As a side note: I am always amused by the Cook’s Tale. It’s just such a romp (and, for our purposes, a London romp), and, though it provides little in substance, it leaves us with Perkyn’s friend’s prostitute wife. It’s almost unfair that it stops there.
The journal activity of the week is focused on the Nowell Codex. As we intend to visit the British Library to see the Beowulf manuscript (fingers crossed it is not pulled from display for some reason), I wanted students to have some background so they would be more knowledgeable about what they will see. To that end, we are reading through and examining a series of sites:
- British Library page on the Beowulf manuscript (both the video and the podcast, located at the end)
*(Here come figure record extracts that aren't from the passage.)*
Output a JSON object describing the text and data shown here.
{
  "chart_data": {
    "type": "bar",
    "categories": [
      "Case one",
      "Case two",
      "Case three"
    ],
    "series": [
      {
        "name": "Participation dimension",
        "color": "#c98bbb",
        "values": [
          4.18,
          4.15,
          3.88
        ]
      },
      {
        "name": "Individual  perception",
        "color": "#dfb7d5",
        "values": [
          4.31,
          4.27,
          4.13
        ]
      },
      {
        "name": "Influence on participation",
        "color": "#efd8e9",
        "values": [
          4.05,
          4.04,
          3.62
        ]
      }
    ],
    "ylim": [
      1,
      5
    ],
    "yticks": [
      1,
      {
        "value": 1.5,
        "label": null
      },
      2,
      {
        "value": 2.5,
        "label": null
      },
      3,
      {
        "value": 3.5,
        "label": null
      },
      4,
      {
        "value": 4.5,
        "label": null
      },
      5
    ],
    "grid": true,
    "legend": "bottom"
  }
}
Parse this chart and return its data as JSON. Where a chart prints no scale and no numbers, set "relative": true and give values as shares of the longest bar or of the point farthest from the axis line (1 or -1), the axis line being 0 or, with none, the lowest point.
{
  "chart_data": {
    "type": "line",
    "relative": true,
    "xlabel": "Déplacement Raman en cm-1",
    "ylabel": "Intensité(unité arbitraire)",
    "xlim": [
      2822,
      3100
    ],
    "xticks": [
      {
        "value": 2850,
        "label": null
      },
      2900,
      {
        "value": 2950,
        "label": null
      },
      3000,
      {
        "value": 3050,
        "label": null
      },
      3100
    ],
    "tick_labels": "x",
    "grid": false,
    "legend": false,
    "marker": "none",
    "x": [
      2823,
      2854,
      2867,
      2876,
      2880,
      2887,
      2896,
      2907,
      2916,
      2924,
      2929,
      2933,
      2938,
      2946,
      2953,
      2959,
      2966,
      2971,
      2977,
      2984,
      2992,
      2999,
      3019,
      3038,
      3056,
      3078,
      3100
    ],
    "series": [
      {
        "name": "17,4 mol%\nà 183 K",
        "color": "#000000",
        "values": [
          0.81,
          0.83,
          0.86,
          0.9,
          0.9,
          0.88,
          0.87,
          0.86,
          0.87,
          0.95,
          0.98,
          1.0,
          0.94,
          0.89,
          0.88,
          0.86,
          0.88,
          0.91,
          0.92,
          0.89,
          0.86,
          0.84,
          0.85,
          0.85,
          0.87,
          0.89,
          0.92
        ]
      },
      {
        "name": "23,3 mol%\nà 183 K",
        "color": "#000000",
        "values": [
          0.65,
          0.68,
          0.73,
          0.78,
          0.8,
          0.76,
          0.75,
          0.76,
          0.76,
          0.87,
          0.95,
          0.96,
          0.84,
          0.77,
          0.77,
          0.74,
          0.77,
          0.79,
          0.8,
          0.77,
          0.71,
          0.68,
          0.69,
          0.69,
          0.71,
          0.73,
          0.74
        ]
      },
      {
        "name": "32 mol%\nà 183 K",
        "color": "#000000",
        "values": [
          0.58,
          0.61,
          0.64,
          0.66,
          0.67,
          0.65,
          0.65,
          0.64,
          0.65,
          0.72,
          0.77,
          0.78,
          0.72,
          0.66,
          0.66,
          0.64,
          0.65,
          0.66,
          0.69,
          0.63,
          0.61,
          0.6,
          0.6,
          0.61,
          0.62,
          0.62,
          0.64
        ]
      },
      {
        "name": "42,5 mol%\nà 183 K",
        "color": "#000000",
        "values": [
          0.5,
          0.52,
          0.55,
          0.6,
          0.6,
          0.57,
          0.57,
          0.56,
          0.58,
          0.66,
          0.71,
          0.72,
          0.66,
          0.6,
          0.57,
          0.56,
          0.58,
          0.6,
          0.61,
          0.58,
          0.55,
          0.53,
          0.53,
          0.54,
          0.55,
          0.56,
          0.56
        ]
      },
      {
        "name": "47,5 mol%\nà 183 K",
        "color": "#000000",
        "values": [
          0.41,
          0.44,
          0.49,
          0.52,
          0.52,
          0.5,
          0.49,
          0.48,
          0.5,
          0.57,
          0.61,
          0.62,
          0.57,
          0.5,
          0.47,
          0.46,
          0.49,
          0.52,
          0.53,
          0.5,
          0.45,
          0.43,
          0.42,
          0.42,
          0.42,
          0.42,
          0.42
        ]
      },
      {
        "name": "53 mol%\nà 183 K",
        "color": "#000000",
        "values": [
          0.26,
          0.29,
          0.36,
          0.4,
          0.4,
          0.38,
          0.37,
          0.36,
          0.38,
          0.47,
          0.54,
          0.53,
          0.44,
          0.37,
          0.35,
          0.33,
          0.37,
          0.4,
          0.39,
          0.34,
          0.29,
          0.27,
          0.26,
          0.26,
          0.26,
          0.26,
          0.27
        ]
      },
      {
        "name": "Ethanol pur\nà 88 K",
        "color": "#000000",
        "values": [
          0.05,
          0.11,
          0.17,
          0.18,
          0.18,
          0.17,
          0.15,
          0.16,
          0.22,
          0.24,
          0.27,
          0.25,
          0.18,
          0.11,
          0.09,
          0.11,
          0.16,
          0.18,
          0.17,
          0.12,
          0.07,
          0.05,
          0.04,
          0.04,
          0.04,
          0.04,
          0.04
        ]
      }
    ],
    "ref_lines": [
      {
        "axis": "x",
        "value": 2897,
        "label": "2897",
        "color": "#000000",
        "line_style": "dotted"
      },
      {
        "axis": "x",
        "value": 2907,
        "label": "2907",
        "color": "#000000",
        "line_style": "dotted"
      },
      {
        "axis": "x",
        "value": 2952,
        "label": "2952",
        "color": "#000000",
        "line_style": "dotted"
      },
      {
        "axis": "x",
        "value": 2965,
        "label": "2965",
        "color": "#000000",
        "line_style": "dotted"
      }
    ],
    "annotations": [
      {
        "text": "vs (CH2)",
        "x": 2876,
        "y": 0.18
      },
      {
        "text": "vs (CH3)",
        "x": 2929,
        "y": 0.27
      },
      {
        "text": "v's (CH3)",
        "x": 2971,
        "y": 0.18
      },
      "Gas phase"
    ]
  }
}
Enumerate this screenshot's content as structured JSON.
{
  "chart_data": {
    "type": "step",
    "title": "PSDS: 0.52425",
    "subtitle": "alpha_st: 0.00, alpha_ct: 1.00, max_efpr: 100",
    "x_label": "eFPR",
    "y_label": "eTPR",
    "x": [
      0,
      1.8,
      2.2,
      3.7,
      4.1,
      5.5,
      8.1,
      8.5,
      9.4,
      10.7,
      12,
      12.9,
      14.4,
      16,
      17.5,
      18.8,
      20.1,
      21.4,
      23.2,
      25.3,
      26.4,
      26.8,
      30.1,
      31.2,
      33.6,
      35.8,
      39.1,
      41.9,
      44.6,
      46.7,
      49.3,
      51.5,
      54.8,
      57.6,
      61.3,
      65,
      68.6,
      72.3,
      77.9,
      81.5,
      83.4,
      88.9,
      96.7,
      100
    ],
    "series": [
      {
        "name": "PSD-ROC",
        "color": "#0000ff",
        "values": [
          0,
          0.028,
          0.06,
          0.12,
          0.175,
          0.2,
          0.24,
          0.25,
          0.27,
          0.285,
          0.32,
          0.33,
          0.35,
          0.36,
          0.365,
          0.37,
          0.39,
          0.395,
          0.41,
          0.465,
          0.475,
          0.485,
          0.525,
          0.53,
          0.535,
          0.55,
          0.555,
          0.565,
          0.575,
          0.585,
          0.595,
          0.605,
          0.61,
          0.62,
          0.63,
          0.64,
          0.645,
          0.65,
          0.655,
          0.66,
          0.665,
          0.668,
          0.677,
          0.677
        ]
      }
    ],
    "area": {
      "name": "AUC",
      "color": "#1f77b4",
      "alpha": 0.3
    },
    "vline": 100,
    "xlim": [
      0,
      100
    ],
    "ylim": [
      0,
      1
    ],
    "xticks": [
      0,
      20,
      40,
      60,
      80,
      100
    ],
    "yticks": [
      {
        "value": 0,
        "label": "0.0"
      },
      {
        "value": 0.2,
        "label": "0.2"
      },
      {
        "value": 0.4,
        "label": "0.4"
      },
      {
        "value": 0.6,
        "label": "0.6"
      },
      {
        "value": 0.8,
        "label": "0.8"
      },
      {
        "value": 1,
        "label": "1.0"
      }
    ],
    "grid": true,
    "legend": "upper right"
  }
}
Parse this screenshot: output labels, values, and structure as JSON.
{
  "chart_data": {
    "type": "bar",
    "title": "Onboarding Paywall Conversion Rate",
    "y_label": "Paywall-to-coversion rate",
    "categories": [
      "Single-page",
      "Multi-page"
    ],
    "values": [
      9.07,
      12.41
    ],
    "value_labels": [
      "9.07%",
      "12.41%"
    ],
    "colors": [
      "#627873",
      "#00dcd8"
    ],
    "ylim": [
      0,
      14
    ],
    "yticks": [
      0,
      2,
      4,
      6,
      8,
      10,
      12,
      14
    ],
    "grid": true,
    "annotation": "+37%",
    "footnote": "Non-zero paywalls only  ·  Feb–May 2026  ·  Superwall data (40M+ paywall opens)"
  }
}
- British Library Sir John Ritblat Gallery page
The activity includes responding in journals about the information learned in these sites as well as reflecting on the experience of looking digitally at this manuscript. Part of the intention is to take a whirlwind tour of medieval manuscripts by looking at the Beowulf in particular. I am curious what the students will pull out for this exercise.
Next week: we will continue our journey to Canterbury.
Chaucer, Geoffrey. The Canterbury Tales. Librarius, 1997. Web. 3 Feb. 2014.
Dunbar, William. The Poems of William Dunbar. Ed. Bellyse Baildon. Cambridge: Cambridge UP, 1907. Print.
FitzStephen, William. “Description of London.” Florilegium Urbanum, 10 Dec. 2013. Web. 3 Feb. 2014.
Hanna, Ralph. “Images of London in medieval English literature.” The Cambridge Companion to the Literature of London. Cambridge: Cambridge UP, 2011. 19-33. Print.
Maidstone, Richard. Concordia (The Reconciliation of Richard II with London). Ed. David R. Carlson. Trans. A.G. Rigg. TEAMS Middle English Text Series. Kalamazoo, MI: Medieval Institute Publications, 2003. Web. 3 Feb. 2014.
Tracy, Kisha G. “Defining the Medieval City through Death: A Case Study.” Urban Space in the Middle Ages and the Early Modern Age. Ed. Albrecht Classen. Fundamentals of Medieval and Early Modern Culture 4. New York/Berlin: de Gruyter, 2009. 183-204. Print.